We did those recoil experiments in the cloud chamber counting the droplets and massaged that for what it was worth. I guess I didn't know anything next to do in that line, so that was the end of the experiments. It might have been also that Halpern left about that time, he was a research fellow who had worked with me for a few years and left. That may have been one of the reasons we quit these experiments. I just didn't see anything very smart to do next. Kind of wound up that experiment.

Atchley:

Of course, after the war, when nuclear reactors were available that's when Reines and Cowan realized that here was a concentrated source of neutrinos.
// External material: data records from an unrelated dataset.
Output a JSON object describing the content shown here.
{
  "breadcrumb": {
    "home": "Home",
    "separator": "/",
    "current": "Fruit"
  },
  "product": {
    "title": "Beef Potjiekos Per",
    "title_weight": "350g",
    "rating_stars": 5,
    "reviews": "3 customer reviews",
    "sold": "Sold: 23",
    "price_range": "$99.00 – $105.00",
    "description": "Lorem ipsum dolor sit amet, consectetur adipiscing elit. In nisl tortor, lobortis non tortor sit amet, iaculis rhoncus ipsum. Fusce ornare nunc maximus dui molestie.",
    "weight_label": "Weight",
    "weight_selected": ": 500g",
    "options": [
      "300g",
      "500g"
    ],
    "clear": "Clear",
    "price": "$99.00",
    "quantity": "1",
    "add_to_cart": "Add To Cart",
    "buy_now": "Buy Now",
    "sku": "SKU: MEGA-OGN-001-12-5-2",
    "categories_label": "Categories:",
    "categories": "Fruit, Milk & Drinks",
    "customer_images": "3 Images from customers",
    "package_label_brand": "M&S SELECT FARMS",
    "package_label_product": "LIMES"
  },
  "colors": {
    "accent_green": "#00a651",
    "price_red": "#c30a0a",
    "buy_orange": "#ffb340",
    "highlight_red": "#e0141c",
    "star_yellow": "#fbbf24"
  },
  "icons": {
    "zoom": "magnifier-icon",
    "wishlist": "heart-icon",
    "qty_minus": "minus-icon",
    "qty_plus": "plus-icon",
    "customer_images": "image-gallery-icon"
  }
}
You were off on other work then, and didn't feel like going back into that area?

Crane:

I guess so, I wouldn't say I didn't feel like going back. I didn't have an interesting idea for a next experiment on neutrinos.

Stuewer:

That's the way it often is; you just reach the end of a research program not only in physics but in history and other things.

Crane:

It seems to me that you've pumped me about dry on the neutrino.

Atchley:

I have been pretty particular about neutrinos, I know, but the experiments you did are quite fascinating. You went through a very logical sequence in your investigations that are very interesting.

Crane:

There were other quite interesting and clever experiments in the early days with tabletop experiments. The one by Leipunsky was clever.

Atchley:

Going back to your graduate studies - what were you learning about beta decay and the neutrino when you were a graduate student as opposed to what you taught your students at Michigan. What was the difference?

Crane:

About neutrinos?

Atchley:

About neutrinos, about beta decay, about the whole idea of the conservation laws, or why beta decay was special.

Crane:

I don't think I taught any courses, which involved that.

Atchley:

No courses in nuclear physics.

Crane:

I did teach a course in nuclear physics for a few years, which included beta decay. I'm sure I said all those things; they were just a part of teaching nuclear physics.

Atchley:

Did you mention alternatives to the neutrino idea, that conservation of energy might not be valid?

Crane:

I don't think I described all those experiments I talked about in that 1948 paper in my class, but I'm sure I talked about the branching in the natural radioactive series and how the branching came back together, and the energy was still the same that was lost in both branches. That's part of nuclear physics.

Atchley:

Roger and I thank you again for meeting with us, and we hope you enjoy your stay in Minneapolis.